= Numbering Resource Utilization/Forecast Report =

Report by the North American Numbering Plan Administration

The Numbering Resource Utilization/Forecast Report (also referred to as the NRUF Report) is a semiannual report compiled by the North American Numbering Plan Administration, based on information provided by the telecom industry following United States Federal Communications Commission (FCC) rules.

== Purpose ==

The primary purposes of the NRUF report are to a) forecast the exhaust of each area code in the North American Numbering Plan, and b) to forecast the exhaust of the NANP as a whole. Other uses are made of the report as well, especially in cases of mergers between phone companies, to determine the effects of a proposed merger on the competitive nature of the industry.

== Process ==

=== Requirements ===

U.S. Carriers holding any Central Office Codes are required to submit information regarding their own numbering resource usage to the NANPA twice yearly, by February 1 and August 1 of each year, as required under CFR Title 47, Volume 3, Section 52 (f)(6)(i). Carriers that fail to submit the required information are at risk of having further requests for numbering resources being denied.
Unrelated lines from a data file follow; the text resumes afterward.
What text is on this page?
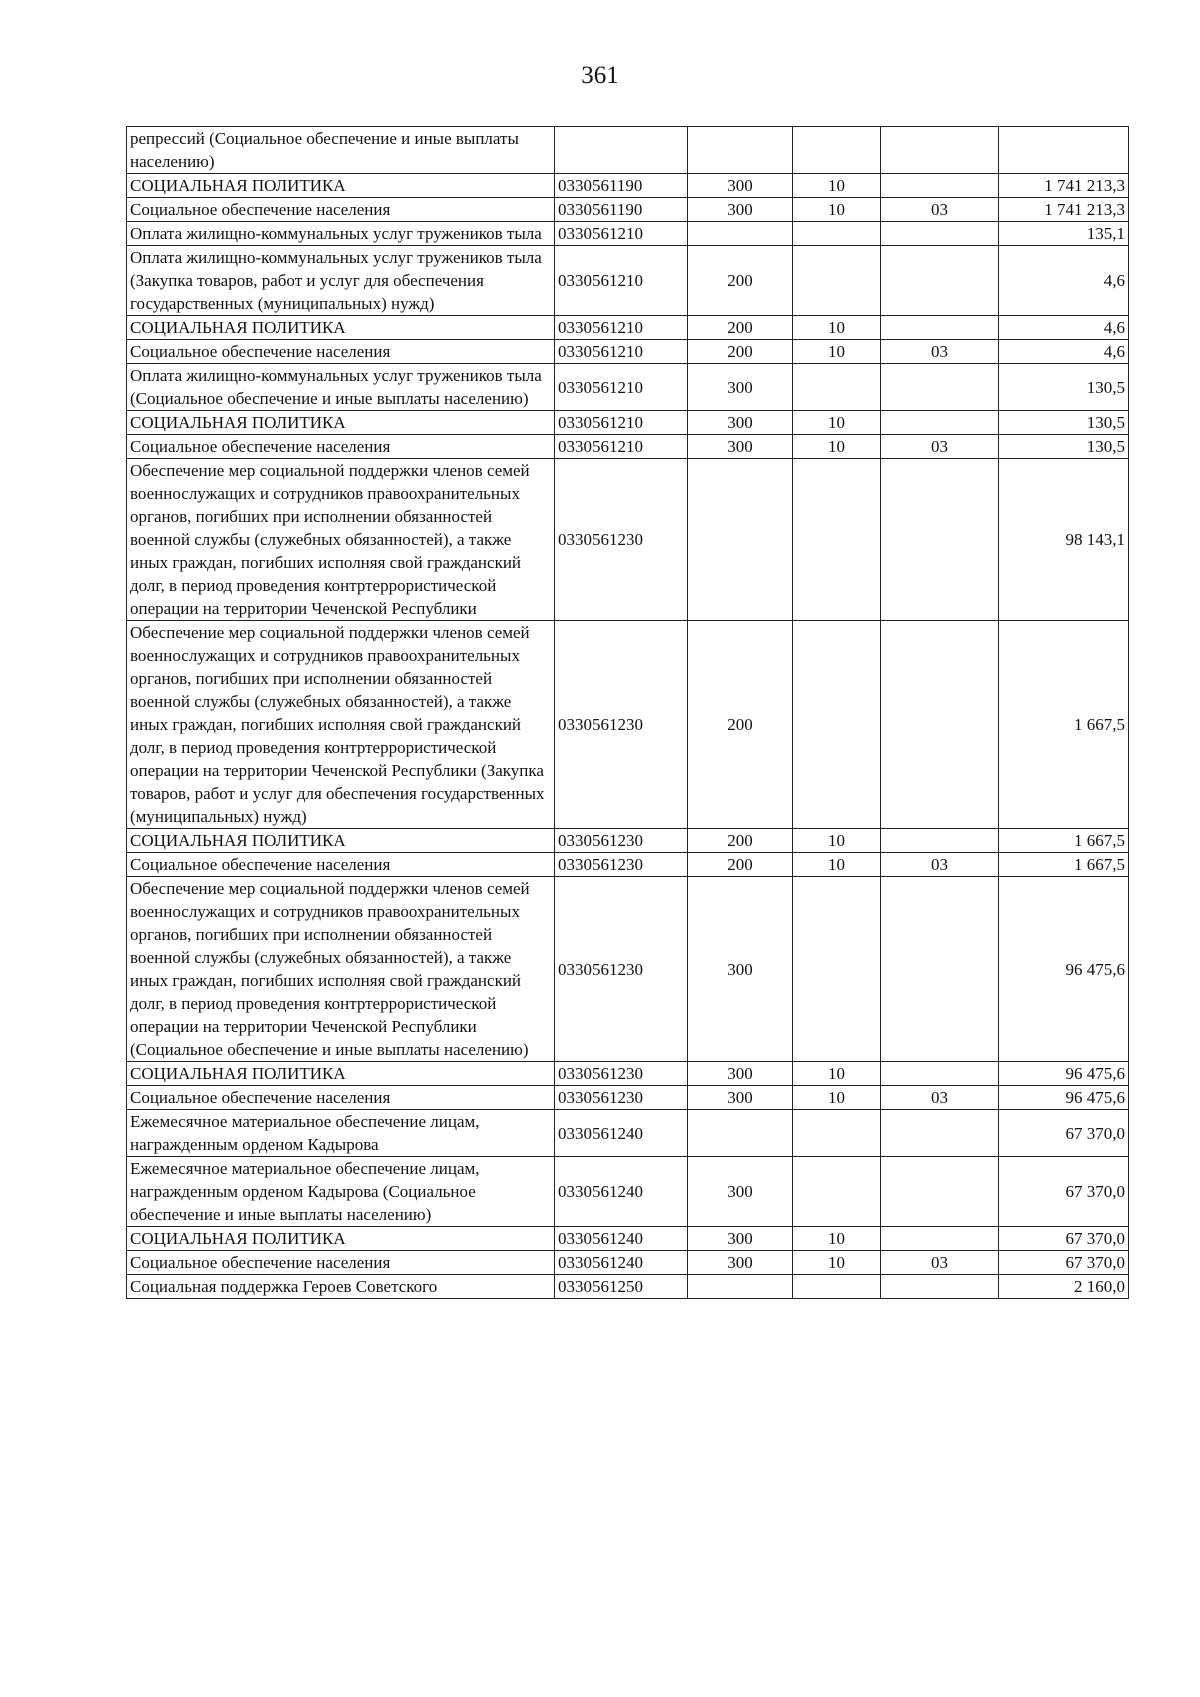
361
репрессий (Социальное обеспечение и иные выплаты населению)					
СОЦИАЛЬНАЯ ПОЛИТИКА	0330561190	300	10		1 741 213,3
Социальное обеспечение населения	0330561190	300	10	03	1 741 213,3
Оплата жилищно-коммунальных услуг тружеников тыла	0330561210				135,1
Оплата жилищно-коммунальных услуг тружеников тыла (Закупка товаров, работ и услуг для обеспечения государственных (муниципальных) нужд)	0330561210	200			4,6
СОЦИАЛЬНАЯ ПОЛИТИКА	0330561210	200	10		4,6
Социальное обеспечение населения	0330561210	200	10	03	4,6
Оплата жилищно-коммунальных услуг тружеников тыла (Социальное обеспечение и иные выплаты населению)	0330561210	300			130,5
СОЦИАЛЬНАЯ ПОЛИТИКА	0330561210	300	10		130,5
Социальное обеспечение населения	0330561210	300	10	03	130,5
Обеспечение мер социальной поддержки членов семей военнослужащих и сотрудников правоохранительных органов, погибших при исполнении обязанностей военной службы (служебных обязанностей), а также иных граждан, погибших исполняя свой гражданский долг, в период проведения контртеррористической операции на территории Чеченской Республики	0330561230				98 143,1
Обеспечение мер социальной поддержки членов семей военнослужащих и сотрудников правоохранительных органов, погибших при исполнении обязанностей военной службы (служебных обязанностей), а также иных граждан, погибших исполняя свой гражданский долг, в период проведения контртеррористической операции на территории Чеченской Республики (Закупка товаров, работ и услуг для обеспечения государственных (муниципальных) нужд)	0330561230	200			1 667,5
СОЦИАЛЬНАЯ ПОЛИТИКА	0330561230	200	10		1 667,5
Социальное обеспечение населения	0330561230	200	10	03	1 667,5
Обеспечение мер социальной поддержки членов семей военнослужащих и сотрудников правоохранительных органов, погибших при исполнении обязанностей военной службы (служебных обязанностей), а также иных граждан, погибших исполняя свой гражданский долг, в период проведения контртеррористической операции на территории Чеченской Республики (Социальное обеспечение и иные выплаты населению)	0330561230	300			96 475,6
СОЦИАЛЬНАЯ ПОЛИТИКА	0330561230	300	10		96 475,6
Социальное обеспечение населения	0330561230	300	10	03	96 475,6
Ежемесячное материальное обеспечение лицам, награжденным орденом Кадырова	0330561240				67 370,0
Ежемесячное материальное обеспечение лицам, награжденным орденом Кадырова (Социальное обеспечение и иные выплаты населению)	0330561240	300			67 370,0
СОЦИАЛЬНАЯ ПОЛИТИКА	0330561240	300	10		67 370,0
Социальное обеспечение населения	0330561240	300	10	03	67 370,0
Социальная поддержка Героев Советского	0330561250				2 160,0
Canadian Carriers are similarly compelled by regulation to submit NRUF data to the Canadian Radio-television and Telecommunications Commission (CRTC) on an annual basis, no later than December 15 of each year (these reports would be relayed on the 1st NRUF report issued by NANPA for the following year).

=== Reports ===

Following the submission of information from carriers, NRUF reports are compiled and generally are released around the 15th of the month in which reports are due. As released by NANPA, the reports for individual NPA exhaust are sorted by physical location, area code, and exhaust date; also included is information from previous NRUF reports (for the previous six reports), as well as a change from the previous report in terms of a given NPA's exhaust date.

A report detailing the remaining lifespan of the NANP is issued as well, which details the methods used to determine the exhaust date, comparison information and how it relates to the actual estimate, and the final estimate of the exhaust for the Numbering Plan. When the remaining lifetime is estimated to be over 30 years, a date will be given in the report.

==== Latest forecasts ====

The latest reports for the NRUF process are available from on the NANPA website.

As an example, a forecast released in April 2026 for a reporting period ending March 10, 2026, predicted, at the time of the forecast, there were:

- 1 Area Code(s) projected for exhaust in 2027.
- 2 Area Code(s) projected for exhaust in 2028.
- 10 Area Code(s) projected for exhaust in 2029.
- 3 Area Code(s) projected for exhaust in 2030.
- 7 Area Code(s) projected for exhaust in 2031.
- 8 Area Code(s) projected for exhaust in 2032.
All other NPAs were projected to exhaust in 2033 or later.

The forecast exhaust for the full NANP at the time of the report was beyond the year 2061. However, a sensitivity analysis — which utilizes a higher gross demand for numbering resources of 6,228 Central Office (CO) codes per year (a 20% increase) reflected an exhaust in the year 2054.